这是上周出现的问题了,简单做个记录。
有一个按平台类型实时统计用户活跃的程序,代码框架如下。
DataStream<String> sourceStream = env
.addSource(new FlinkKafkaConsumer011<>(
// ...
));
DataStream<UserActionRecord> watermarkedStream = sourceStream
.map(message -> JSON.parseObject(message, UserActionRecord.class))
.assignTimestampsAndWatermarks(
// ...
);
WindowedStream<UserActionRecord, Tuple, TimeWindow> windowedStream = watermarkedStream
.keyBy("platform")
.window(TumblingEventTimeWindows.of(Time.minutes(1)));
DataStream<WindowedViewSum> minutelyPartialAggStream = windowedStream
.aggregate(new ViewAggregateFunc(), new ViewSumWindowFunc());
minutelyPartialAggStream
.keyBy("windowEndTimestamp")
.process(new OutputPvUvProcessFunc(), TypeInformation.of(OutputPvUvResult.class))
.addSink(new RedisSink<>(jedisPoolConfig, new PvUvStringRedisMapper()))
.setParallelism(1);
就是水印→开窗→聚合→输出的经典套路。程序正常运行一段时间之后,连续报检查点超时和back pressure。
通过上面的截图,容易看出是keyBy("platform")导致大部分数据集中在了一个SubTask上,处理不过来了。由于该程序只涉及聚合,没有join,因此用两阶段聚合法很合适。在之前编写Spark程序时,我们也经常这样解决数据倾斜的问题,示例思路如下图所示。

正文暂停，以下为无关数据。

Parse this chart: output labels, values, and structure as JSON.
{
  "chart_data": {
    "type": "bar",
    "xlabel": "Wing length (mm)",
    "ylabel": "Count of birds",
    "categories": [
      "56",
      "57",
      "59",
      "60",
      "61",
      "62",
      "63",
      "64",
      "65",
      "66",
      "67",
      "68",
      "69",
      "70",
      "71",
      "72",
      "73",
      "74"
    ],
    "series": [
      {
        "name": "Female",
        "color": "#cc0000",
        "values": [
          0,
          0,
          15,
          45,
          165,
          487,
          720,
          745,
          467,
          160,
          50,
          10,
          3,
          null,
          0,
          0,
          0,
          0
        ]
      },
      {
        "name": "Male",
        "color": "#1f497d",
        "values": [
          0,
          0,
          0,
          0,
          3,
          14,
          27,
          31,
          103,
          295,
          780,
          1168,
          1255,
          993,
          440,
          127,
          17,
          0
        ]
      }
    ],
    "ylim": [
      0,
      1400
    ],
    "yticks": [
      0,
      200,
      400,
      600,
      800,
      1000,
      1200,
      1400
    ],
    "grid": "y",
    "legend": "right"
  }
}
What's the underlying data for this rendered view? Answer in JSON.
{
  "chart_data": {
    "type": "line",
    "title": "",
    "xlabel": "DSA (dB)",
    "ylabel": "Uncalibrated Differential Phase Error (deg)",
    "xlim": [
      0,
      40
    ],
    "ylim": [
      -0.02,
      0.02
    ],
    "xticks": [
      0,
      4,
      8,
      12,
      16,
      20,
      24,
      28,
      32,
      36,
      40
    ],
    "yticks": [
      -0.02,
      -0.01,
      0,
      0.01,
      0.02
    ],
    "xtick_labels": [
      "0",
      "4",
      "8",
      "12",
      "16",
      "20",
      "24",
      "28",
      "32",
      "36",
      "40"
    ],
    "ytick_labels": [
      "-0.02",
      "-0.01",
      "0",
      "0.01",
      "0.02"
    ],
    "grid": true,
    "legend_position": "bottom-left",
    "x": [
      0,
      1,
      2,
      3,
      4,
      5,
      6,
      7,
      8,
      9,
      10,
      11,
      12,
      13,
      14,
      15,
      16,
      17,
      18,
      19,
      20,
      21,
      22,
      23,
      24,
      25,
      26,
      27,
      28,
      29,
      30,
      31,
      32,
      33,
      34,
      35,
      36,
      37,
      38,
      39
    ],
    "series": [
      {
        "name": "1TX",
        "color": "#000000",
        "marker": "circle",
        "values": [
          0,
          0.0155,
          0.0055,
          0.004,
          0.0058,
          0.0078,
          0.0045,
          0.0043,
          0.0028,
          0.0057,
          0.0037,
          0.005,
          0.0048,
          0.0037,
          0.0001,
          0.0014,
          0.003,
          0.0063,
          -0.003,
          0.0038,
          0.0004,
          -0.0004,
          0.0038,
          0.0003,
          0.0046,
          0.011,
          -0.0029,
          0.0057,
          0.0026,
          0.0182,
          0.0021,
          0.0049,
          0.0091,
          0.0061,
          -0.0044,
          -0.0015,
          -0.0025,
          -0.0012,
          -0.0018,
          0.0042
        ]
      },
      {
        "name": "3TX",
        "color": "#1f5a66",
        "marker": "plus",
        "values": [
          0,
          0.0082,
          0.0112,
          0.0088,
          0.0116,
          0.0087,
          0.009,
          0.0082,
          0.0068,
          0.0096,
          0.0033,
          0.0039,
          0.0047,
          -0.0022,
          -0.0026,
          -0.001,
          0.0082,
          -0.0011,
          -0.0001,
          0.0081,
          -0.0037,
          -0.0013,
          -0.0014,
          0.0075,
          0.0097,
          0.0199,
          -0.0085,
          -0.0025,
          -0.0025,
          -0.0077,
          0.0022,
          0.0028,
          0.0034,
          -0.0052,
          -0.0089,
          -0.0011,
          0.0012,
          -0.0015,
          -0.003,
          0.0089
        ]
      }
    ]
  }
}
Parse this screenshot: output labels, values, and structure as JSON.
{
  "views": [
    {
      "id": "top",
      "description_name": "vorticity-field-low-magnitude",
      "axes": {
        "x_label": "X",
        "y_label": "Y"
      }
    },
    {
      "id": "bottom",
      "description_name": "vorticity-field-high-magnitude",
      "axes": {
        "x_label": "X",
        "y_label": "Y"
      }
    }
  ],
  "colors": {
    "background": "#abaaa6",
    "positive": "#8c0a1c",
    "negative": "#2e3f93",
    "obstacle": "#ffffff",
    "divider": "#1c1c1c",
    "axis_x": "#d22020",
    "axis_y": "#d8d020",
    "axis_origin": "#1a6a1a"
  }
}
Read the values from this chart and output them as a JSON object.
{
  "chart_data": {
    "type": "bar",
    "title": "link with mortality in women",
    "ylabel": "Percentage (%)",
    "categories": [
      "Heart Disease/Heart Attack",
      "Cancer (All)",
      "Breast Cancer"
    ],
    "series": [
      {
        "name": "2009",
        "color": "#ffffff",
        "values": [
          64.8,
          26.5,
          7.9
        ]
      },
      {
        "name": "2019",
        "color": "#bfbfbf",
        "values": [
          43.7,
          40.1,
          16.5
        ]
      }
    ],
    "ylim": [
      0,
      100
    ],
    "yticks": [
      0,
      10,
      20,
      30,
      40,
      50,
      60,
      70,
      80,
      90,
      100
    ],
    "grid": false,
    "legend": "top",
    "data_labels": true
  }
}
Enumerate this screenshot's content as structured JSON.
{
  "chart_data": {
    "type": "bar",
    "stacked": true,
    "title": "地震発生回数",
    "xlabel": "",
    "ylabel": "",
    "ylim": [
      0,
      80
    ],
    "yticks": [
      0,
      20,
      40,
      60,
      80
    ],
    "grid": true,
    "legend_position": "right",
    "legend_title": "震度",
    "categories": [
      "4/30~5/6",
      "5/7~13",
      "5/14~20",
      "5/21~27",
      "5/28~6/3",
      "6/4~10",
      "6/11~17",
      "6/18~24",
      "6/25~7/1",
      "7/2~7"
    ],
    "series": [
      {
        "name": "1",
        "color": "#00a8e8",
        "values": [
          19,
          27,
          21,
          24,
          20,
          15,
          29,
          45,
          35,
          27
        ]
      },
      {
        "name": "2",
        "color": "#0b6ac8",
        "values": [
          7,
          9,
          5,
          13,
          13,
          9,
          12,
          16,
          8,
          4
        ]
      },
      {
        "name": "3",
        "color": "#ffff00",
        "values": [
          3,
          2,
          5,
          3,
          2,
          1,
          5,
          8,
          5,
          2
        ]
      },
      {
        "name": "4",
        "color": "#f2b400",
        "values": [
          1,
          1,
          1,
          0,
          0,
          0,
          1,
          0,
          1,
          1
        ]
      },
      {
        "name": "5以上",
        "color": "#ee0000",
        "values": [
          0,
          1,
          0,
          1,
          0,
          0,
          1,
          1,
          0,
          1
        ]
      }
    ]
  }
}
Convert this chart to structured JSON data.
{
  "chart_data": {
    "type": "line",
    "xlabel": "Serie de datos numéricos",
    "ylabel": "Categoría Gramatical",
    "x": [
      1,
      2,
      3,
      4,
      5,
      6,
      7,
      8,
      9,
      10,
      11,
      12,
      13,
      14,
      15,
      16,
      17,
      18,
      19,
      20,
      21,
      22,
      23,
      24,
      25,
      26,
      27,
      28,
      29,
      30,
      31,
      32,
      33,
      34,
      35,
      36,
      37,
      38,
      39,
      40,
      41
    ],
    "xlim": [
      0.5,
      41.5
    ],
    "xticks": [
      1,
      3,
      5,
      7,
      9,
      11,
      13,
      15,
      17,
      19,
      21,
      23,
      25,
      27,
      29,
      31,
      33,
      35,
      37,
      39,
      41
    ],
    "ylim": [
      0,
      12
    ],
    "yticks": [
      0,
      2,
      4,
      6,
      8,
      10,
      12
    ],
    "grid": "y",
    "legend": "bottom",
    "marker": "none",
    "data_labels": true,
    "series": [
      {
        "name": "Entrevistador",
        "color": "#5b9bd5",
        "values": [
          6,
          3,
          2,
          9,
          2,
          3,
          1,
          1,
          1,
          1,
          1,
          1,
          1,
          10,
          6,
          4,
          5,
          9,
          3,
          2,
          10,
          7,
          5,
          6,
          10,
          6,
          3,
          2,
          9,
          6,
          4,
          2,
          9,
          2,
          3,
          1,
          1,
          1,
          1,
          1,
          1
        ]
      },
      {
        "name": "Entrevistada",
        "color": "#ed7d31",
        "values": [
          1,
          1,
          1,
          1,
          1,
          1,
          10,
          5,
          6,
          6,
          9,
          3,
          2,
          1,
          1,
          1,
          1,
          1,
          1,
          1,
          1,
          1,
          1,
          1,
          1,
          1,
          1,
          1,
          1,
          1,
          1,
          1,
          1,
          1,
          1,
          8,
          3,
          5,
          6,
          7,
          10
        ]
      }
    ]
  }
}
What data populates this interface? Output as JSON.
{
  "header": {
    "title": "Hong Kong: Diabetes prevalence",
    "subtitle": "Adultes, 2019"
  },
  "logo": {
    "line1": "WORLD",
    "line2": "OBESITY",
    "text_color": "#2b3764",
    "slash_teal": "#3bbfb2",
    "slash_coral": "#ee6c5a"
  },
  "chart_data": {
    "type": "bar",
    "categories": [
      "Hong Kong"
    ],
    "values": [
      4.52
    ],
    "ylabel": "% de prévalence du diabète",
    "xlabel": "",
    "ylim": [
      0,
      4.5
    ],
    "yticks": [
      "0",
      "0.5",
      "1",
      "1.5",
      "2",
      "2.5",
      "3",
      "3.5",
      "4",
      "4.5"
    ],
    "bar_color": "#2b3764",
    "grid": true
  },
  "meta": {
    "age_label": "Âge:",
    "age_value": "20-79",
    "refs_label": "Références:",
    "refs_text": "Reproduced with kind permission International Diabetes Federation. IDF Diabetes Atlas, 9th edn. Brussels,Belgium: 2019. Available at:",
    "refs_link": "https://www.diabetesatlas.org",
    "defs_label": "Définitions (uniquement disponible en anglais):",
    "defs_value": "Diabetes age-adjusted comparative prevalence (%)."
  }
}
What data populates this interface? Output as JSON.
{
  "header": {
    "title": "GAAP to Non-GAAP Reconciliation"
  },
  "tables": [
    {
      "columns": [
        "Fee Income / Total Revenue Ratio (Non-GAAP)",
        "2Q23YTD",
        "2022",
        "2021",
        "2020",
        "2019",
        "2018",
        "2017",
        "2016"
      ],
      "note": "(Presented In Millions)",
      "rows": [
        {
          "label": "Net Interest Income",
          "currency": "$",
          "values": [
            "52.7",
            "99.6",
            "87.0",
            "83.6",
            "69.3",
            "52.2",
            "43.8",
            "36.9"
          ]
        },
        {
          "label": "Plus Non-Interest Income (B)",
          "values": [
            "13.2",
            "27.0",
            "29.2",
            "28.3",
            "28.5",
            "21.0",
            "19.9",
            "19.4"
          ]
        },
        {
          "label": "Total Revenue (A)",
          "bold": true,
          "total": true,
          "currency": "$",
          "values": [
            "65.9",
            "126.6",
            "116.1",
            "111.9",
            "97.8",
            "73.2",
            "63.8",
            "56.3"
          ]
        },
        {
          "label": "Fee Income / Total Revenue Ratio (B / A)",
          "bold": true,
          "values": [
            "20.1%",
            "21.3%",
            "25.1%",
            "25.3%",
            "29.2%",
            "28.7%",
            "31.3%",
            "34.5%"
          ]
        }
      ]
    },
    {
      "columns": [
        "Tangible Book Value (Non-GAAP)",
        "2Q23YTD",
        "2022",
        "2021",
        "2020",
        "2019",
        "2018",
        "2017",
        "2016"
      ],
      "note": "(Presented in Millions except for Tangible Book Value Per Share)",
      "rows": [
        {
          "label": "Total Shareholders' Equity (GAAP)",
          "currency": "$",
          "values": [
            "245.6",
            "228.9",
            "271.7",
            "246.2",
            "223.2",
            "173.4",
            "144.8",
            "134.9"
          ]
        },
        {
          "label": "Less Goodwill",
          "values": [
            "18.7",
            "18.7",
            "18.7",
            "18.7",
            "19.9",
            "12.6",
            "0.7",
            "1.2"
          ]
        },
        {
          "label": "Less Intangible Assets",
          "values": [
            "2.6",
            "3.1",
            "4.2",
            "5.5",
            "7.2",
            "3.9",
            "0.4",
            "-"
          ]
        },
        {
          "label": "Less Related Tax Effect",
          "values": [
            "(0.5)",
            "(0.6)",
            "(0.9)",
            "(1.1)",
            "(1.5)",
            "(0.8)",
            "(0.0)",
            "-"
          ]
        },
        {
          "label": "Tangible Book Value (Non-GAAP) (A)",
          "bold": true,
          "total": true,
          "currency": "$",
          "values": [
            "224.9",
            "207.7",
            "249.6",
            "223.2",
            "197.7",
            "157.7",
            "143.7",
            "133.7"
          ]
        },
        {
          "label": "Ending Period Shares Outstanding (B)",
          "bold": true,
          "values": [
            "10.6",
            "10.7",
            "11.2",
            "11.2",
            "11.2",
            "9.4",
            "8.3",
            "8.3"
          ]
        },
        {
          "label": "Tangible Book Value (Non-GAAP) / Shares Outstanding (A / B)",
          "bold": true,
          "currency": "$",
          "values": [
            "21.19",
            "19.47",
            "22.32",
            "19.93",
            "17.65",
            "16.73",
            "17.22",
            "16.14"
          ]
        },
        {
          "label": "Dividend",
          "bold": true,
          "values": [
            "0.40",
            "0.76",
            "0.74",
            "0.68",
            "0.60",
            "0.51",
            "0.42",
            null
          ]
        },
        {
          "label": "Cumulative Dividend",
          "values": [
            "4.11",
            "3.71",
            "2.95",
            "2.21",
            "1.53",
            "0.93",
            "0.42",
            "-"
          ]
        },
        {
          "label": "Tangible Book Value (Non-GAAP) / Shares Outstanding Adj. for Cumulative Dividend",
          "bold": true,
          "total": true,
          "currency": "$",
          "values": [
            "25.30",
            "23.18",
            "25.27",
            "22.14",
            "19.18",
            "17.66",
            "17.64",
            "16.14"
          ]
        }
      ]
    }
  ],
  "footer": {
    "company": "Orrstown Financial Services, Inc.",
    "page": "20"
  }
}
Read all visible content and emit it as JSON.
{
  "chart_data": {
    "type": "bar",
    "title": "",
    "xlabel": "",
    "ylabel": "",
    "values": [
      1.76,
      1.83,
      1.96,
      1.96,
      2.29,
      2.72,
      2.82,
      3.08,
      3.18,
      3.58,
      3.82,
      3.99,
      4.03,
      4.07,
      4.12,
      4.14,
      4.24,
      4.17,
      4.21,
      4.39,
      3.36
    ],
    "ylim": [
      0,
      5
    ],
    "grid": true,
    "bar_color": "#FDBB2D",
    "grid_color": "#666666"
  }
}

接下来修改代码,先为platform字段增加一个随机后缀(前缀后缀无所谓)。
sourceStream
.map(message -> {
UserActionRecord record = JSON.parseObject(message, UserActionRecord.class);
String platform = record.getPlatform();
record.setPlatform(platform + "@" + ThreadLocalRandom.current().nextInt(20));
return record;
})
这里用ThreadLocalRandom来产生随机数,后面会写文章来唠唠它。
聚合函数的写法如下:
public static final class ViewAggregateFunc
implements AggregateFunction<UserActionRecord, ViewAccumulator, ViewAccumulator> {
private static final long serialVersionUID = 1L;
@Override
public ViewAccumulator createAccumulator() {
return new ViewAccumulator();
}
@Override
public ViewAccumulator add(UserActionRecord record, ViewAccumulator acc) {
if (acc.getKey().isEmpty()) {
acc.setKey(record.getPlatform());
}
acc.addCount(1);
acc.addUserId(record.getUserId());
return acc;
}
@Override
public ViewAccumulator getResult(ViewAccumulator acc) {
return acc;
}
@Override
public ViewAccumulator merge(ViewAccumulator acc1, ViewAccumulator acc2) {
if (acc1.getKey().isEmpty()) {
acc1.setKey(acc2.getKey());
}
acc1.addCount(acc2.getCount());
acc1.addUserIds(acc2.getUserIds());
return acc1;
}
}
累加器类ViewAccumulator的写法如下:
public class ViewAccumulator extends Tuple3<String, Integer, Set<String>> {
private static final long serialVersionUID = 1L;
public ViewAccumulator() { super("", 0, new HashSet<>(2048)); }
public ViewAccumulator(String key, int count, Set<String> userIds) { super(key, count, userIds); }
public String getKey() { return this.f0; }
public void setKey(String key) { this.f0 = key; }
public int getCount() { return this.f1; }
public void addCount(int count) { this.f1 += count; }
public Set<String> getUserIds() { return this.f2; }
public void addUserId(String userId) { this.f2.add(userId); }
public void addUserIds(Set<String> userIds) { this.f2.addAll(userIds); }
}
因为是按分钟统计UV,所以用较大的HashSet还是没有瓶颈的。如果窗口更长或者数据量非常大,就要考虑HyperLogLog了。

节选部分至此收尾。